À partir de là, le PDG de mktg.ai a identifié trois thèmes qui ont traversé la semaine. L’IA réduit le travail de rédaction de rapports, mais la véritable opportunité réside dans la possibilité de combler le fossé entre les insights et l’action tant que les campagnes sont encore en activité – l’analyse après la fin des dépenses offre une vision rétrospective, mais ne constitue pas un renseignement utilisable.
Deuxièmement : l’IA devrait élever les analystes au rang de stratèges plutôt que de les remplacer, mais la plupart des organisations s’arrêtent au diagnostic.
Troisièmement : l’adoption par les entreprises reste le plus grand obstacle, trop d’entreprises appliquant l’IA sur une infrastructure fragmentée. « Si l’infrastructure marketing sous-jacente est déconnectée, retardée, incohérente et réactive, l’IA ne résout pas le problème, explique Kevin Wassong. Cela augmente simplement l’inefficacité. »
Le scepticisme de Kevi Wassong touchait toute la salle de conférence. Crystal Foote, fondatrice et PDG de Digital Culture Group, a observé que l’industrie est en pleine « année de l'IA » : tout le monde en parle, mais de nombreuses marques peinent encore à identifier ce qui est réellement utile par rapport à ce qui équivaut à un tableau de bord plus sophistiqué.
« L’écart n’est pas dans l'intérêt, pour Crystal Foote. Il est dans l'application.
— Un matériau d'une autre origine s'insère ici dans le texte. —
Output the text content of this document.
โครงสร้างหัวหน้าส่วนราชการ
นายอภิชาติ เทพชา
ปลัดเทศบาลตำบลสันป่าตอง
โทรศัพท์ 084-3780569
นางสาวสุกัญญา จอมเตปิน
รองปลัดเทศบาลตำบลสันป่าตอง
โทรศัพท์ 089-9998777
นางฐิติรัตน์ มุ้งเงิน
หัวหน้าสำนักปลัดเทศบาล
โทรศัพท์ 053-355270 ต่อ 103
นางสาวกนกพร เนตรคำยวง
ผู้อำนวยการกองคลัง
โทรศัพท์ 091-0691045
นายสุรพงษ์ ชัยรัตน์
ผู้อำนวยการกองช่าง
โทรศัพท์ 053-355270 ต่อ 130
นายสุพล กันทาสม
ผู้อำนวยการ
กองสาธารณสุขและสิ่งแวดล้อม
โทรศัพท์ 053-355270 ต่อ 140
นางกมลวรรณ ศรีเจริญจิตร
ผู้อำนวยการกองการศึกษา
Les marketeurs ont besoin d’une IA qui les aide à prendre de meilleures décisions avant le lancement des campagnes, et pas seulement à résumer les données, à automatiser les tâches ou à réorganiser les segments existants. » Chris Grosso, PDG d’Intersection, l’a dit plus directement : « Si les gains d’efficacité de l’IA sont surestimés, son impact sur la créativité est sous-estimé. »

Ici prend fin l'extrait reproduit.